If you frequent Korean or international markets you might notice beautiful bunches of Korean watercress stacked along a bin section in various seasons throughout the year. Lightly spraying water mists on the produce shoot from above enable small droplets to form giving the appearance of a fresh green bouquet.
Korean Watercress is so pretty in its peak fresh state that it is tempting to stack a bunch into a vase.
But alas, this bitter green preparation requires a quick forty-five-second blanch in salted boiling water for its preparation. And then to maintain its bright dark green color once drained, it is immediately then either shocked in ice water or gently rinsed in very cold water.
If you are lucky, sometimes this seasoned Korean Watercress is served as part of the small side dish banchan at Korean restaurants. The first time I ever had it I thought it was seaweed, but the vegetable has its own distinct taste, a clean, fresh flavor. The vegetable would be considered a bitter green but I would not describe it as being too bitter following the blanching process.

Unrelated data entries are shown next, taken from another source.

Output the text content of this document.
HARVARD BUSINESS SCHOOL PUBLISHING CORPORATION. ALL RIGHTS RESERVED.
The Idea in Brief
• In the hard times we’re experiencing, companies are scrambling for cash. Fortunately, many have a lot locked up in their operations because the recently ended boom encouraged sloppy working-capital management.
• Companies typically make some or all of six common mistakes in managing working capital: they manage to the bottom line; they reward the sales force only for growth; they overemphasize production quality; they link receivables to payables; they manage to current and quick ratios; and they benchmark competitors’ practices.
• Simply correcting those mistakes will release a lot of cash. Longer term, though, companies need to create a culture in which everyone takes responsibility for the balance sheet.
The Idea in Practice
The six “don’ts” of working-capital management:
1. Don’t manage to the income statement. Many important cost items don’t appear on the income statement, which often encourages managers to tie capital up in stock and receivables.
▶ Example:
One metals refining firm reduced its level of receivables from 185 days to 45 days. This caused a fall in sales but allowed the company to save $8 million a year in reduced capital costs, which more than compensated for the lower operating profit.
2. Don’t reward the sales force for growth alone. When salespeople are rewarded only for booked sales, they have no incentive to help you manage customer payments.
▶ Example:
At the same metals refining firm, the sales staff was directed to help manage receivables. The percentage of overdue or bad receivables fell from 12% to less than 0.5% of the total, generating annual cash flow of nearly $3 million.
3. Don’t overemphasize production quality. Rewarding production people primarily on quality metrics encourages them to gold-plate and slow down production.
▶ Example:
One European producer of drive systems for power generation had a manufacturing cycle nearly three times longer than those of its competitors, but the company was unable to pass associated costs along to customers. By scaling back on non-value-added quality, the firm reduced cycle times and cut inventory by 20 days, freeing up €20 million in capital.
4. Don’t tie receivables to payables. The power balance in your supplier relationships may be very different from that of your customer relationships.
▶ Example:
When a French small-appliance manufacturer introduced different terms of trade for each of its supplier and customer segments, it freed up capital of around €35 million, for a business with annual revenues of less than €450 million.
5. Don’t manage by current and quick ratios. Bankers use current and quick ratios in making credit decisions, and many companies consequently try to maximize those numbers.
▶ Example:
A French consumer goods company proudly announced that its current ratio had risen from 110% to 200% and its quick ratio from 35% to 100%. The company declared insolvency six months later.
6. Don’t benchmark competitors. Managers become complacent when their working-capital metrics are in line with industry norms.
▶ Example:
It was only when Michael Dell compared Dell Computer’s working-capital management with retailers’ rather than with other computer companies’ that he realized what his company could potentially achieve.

Korean Watercress is often dressed with a bit of sesame oil then topped with a touch of sesame seeds, perhaps some red pepper flakes. It can also be enjoyed mixing a bit of sugar with soy sauce until dissolved then blending the combination with sesame oil before dressing.
Easy to prepare in less than ten minutes, Korean Watercress provides an excellent and unique vegetable variation to add to the seasonal repertoire. If you end up thinking its as pretty as I do, just remember to take it out of the vase in its best peak of freshness and cook it.